Stop ‘exploring the avenues’ or whatever.

If Ben’s in a mood, that’s between him and whoever pissed him off.

It’s not my job to keep tabs on his feelings.

And if that person’s me, then it’s between me and my landlord, not you. ”

He stares at me, mouth working like he’s about to argue, but then he lets out a sharp breath and lifts his hands in surrender. “Fine. Whatever. Keep your secrets.”

“I don’t have secrets,” I say, though we both know that’s a lie.

“Right.” His tone is dry as he pushes away from the counter and heads for the door.

When his hand closes on the knob, he pauses and glances back. “If you see him before I do, tell him to get his head out of his ass. He’s got customers who actually like him, and it’s bad for business when he’s glowering at them.”

“I’ll be sure to pass that along,” I say, already picking the brush back up.

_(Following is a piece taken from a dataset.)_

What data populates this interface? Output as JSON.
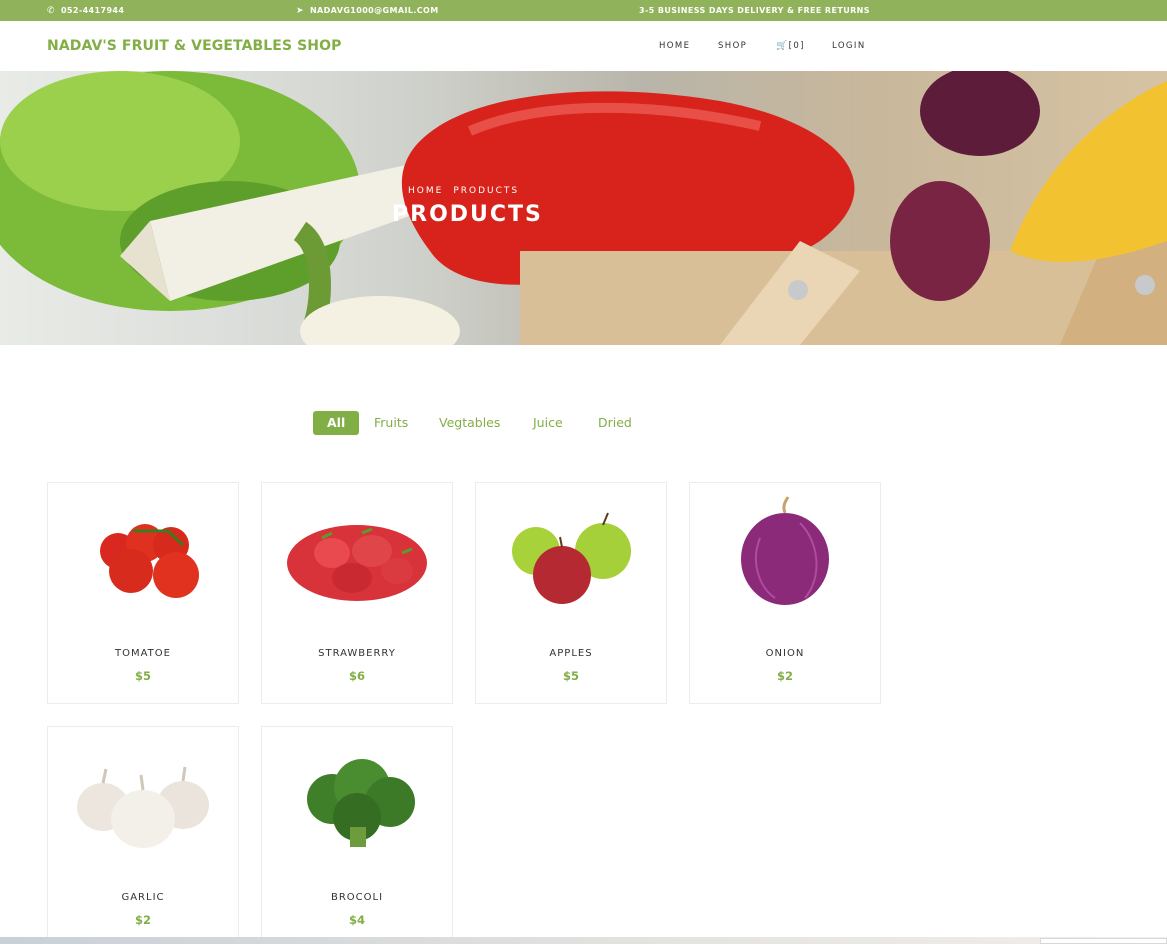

The bell jingles when he leaves, leaving the quiet behind. I press the bristles to the wall and start painting again, but my chest feels tight, my ears still ringing with Jason’s suspicion.

I don’t let myself look out the window toward the brewery, but every brushstroke feels like a battle to keep my focus where it belongs—on the color in front of me, and not on the man next door who’s apparently just as bad at pretending as I am.